If you use this material, you must make sure that you wake up early in the morning and take them off to allow the most precious rays of light to enter the greenhouse. Empty plastic bottles can be cut in half to provide your small plants with an extra layer of insulation.
Step 2: Remove the diseased or dead plants:
As soon as the summer season or the spring season is over, and you have harvested your seasonal plants of fruits and vegetables such as tomatoes, you must make sure that you take them out of your greenhouse because they are prone to get diseased and infected if you leave them inside. Extra trays, tools, gloves, additional supports, and different pots must never be allowed to stay inside your greenhouse for the entire winter season because not only do they occupy a lot of space, but they can also disturb the inner temperature of your greenhouse.
Step 3: Clean out the greenhouse properly:
If you like to plant your crops directly on the soil inside your greenhouse, you must make sure that after every few years, you remove the compost and refresh the entire earth by adding fresh soil. This will prevent unwanted pests and weeds that dwell beneath the surface of the soil from attacking your crops. To be honest, none of us is so courageous to carry out this task when it is freezing outside.
To avoid a lot of stress and strain on your back, you must carry out this task during the comfortable and pleasant sunshine of the summer season. After you are done with refreshing the soil inside your greenhouse, it is time to clean it thoroughly. For this, you will have to use four things:
- A bucket full of hot water
- Dirt flicking tool
- Non-toxic greenhouse friendly disinfectant
- A sponge.
First of all, you will have to empty the corners and the curves of your greenhouse using the dirt flicking tool. Secondly, you will have to carry out the scrubbing of the entire area.
Thirdly, you will dip the sponge in the bucket of hot water and remove the layers of dust, dirt, and grime from the panes of the greenhouse both from inside and outside. This is the most critical step because it will make the glass clearer, allowing maximum rays of light and heat to enter and get absorbed inside your greenhouse. You must carry out this step with a lot of patience and attention.
When you are done scrubbing the glasses with a wet sponge, you must open up all the doors and vents to make sure that there is a lot of ventilation and the panes are completely dry to prevent any extra moisture from getting trapped inside the greenhouse.
Step 4: Inspect the heating system of the greenhouse carefully:
While planning to winterize your greenhouse, you must test run the heating system, clean the heater thoroughly, and carefully lubricate all of its moving parts.
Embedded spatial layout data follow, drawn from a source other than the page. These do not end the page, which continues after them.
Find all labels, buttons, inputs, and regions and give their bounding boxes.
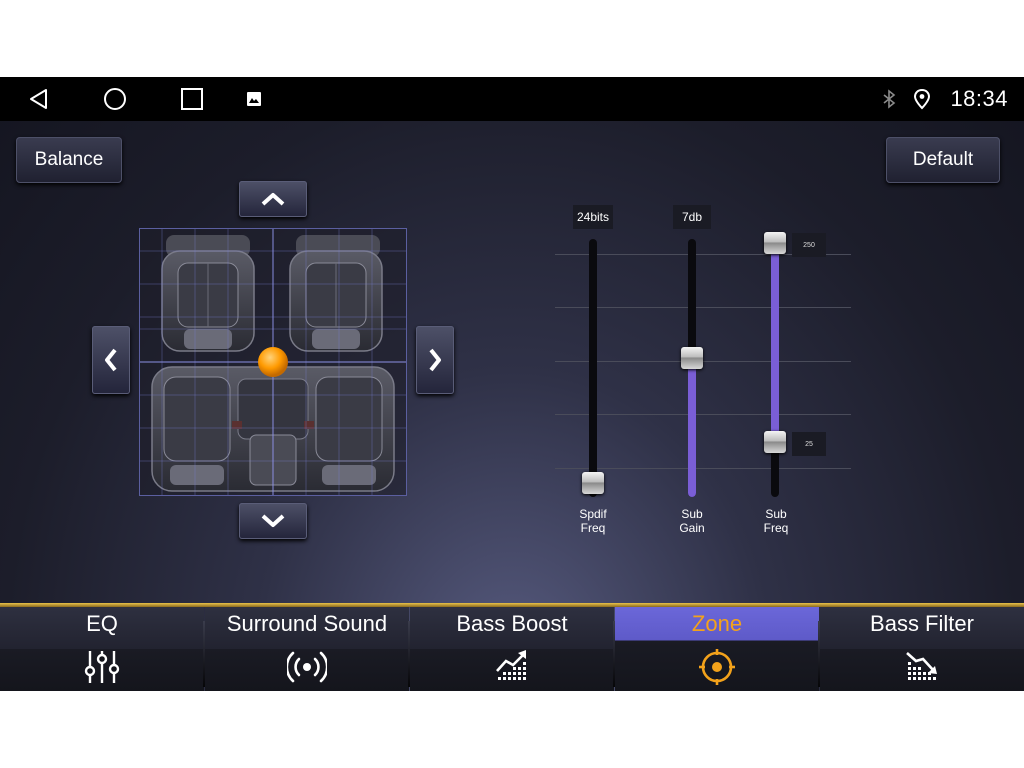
status-bar: 18:34 xyxy=(0,77,1024,121)
tab-eq-label: EQ xyxy=(86,611,118,636)
balance-button[interactable]: Balance xyxy=(16,137,122,183)
sub-freq-fill xyxy=(771,243,779,443)
caption-line-2: Freq xyxy=(580,521,606,535)
bass-filter-icon xyxy=(906,652,937,680)
tab-surround-sound[interactable]: Surround Sound xyxy=(205,607,409,691)
car-audio-screen: 18:34 Balance Default 24bits Spdif Freq … xyxy=(0,77,1024,691)
tab-bass-boost-label: Bass Boost xyxy=(456,611,568,636)
sub-freq-low-value: 25 xyxy=(792,432,826,457)
front-left-seat xyxy=(161,235,255,352)
sub-freq-low-knob[interactable] xyxy=(764,431,786,454)
sub-gain-fill xyxy=(688,358,696,497)
move-right-button[interactable] xyxy=(416,326,454,394)
move-down-button[interactable] xyxy=(239,503,307,539)
back-icon[interactable] xyxy=(27,87,51,111)
arrow-down-icon xyxy=(261,514,285,527)
equalizer-icon xyxy=(84,651,120,683)
image-icon xyxy=(247,92,261,106)
location-icon xyxy=(913,88,931,110)
home-icon[interactable] xyxy=(103,87,127,111)
arrow-left-icon xyxy=(105,348,117,372)
spdif-freq-value: 24bits xyxy=(573,205,613,229)
slider-grid-line xyxy=(555,468,851,469)
caption-line-1: Spdif xyxy=(579,507,607,521)
spdif-freq-knob[interactable] xyxy=(582,472,604,494)
caption-line-2: Freq xyxy=(763,521,789,535)
front-right-seat xyxy=(289,235,383,352)
slider-grid-line xyxy=(555,414,851,415)
bass-boost-icon xyxy=(496,650,526,680)
sub-gain-knob[interactable] xyxy=(681,347,703,370)
sub-freq-caption: Sub Freq xyxy=(746,507,806,535)
bottom-tab-bar: EQ Surround Sound Bass Boost Zone Bass F… xyxy=(0,603,1024,691)
tab-surround-label: Surround Sound xyxy=(226,611,388,636)
default-button[interactable]: Default xyxy=(886,137,1000,183)
car-seats-illustration xyxy=(140,229,406,495)
slider-grid-line xyxy=(555,361,851,362)
tab-bass-filter-label: Bass Filter xyxy=(870,611,974,636)
recents-icon[interactable] xyxy=(180,87,204,111)
caption-line-1: Sub xyxy=(681,507,703,521)
caption-line-2: Gain xyxy=(679,521,705,535)
move-left-button[interactable] xyxy=(92,326,130,394)
slider-grid-line xyxy=(555,307,851,308)
caption-line-1: Sub xyxy=(765,507,787,521)
tab-zone-label: Zone xyxy=(691,611,743,636)
tab-zone[interactable]: Zone xyxy=(615,607,819,691)
surround-icon xyxy=(287,651,327,683)
sub-freq-high-knob[interactable] xyxy=(764,232,786,254)
bluetooth-icon xyxy=(883,89,896,109)
seat-map[interactable] xyxy=(139,228,407,496)
clock: 18:34 xyxy=(950,86,1008,111)
sub-gain-value: 7db xyxy=(673,205,711,229)
sub-gain-caption: Sub Gain xyxy=(662,507,722,535)
tab-eq[interactable]: EQ xyxy=(0,607,204,691)
arrow-up-icon xyxy=(261,193,285,206)
spdif-freq-track[interactable] xyxy=(589,239,597,497)
sub-freq-high-value: 250 xyxy=(792,233,826,257)
zone-target-icon xyxy=(699,649,735,685)
spdif-freq-caption: Spdif Freq xyxy=(563,507,623,535)
tab-bass-filter[interactable]: Bass Filter xyxy=(820,607,1024,691)
arrow-right-icon xyxy=(429,348,441,372)
move-up-button[interactable] xyxy=(239,181,307,217)
tab-bass-boost[interactable]: Bass Boost xyxy=(410,607,614,691)
balance-point-handle xyxy=(258,347,288,377)
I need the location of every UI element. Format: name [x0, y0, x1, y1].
Step 5: Calculate the weight lifting capacity of the roof of your greenhouse:
Of course, a thick layer of snow acts as a great blanket and provides the plants with maximum insulation, but it does not mean that you will allow it to damage the roof of your greenhouse. When you notice that the load of the snow is more than the weight lifting capacity of your roof, you should remove it immediately.
To sum up, you can now relax and stop worrying about the survival of your little plants.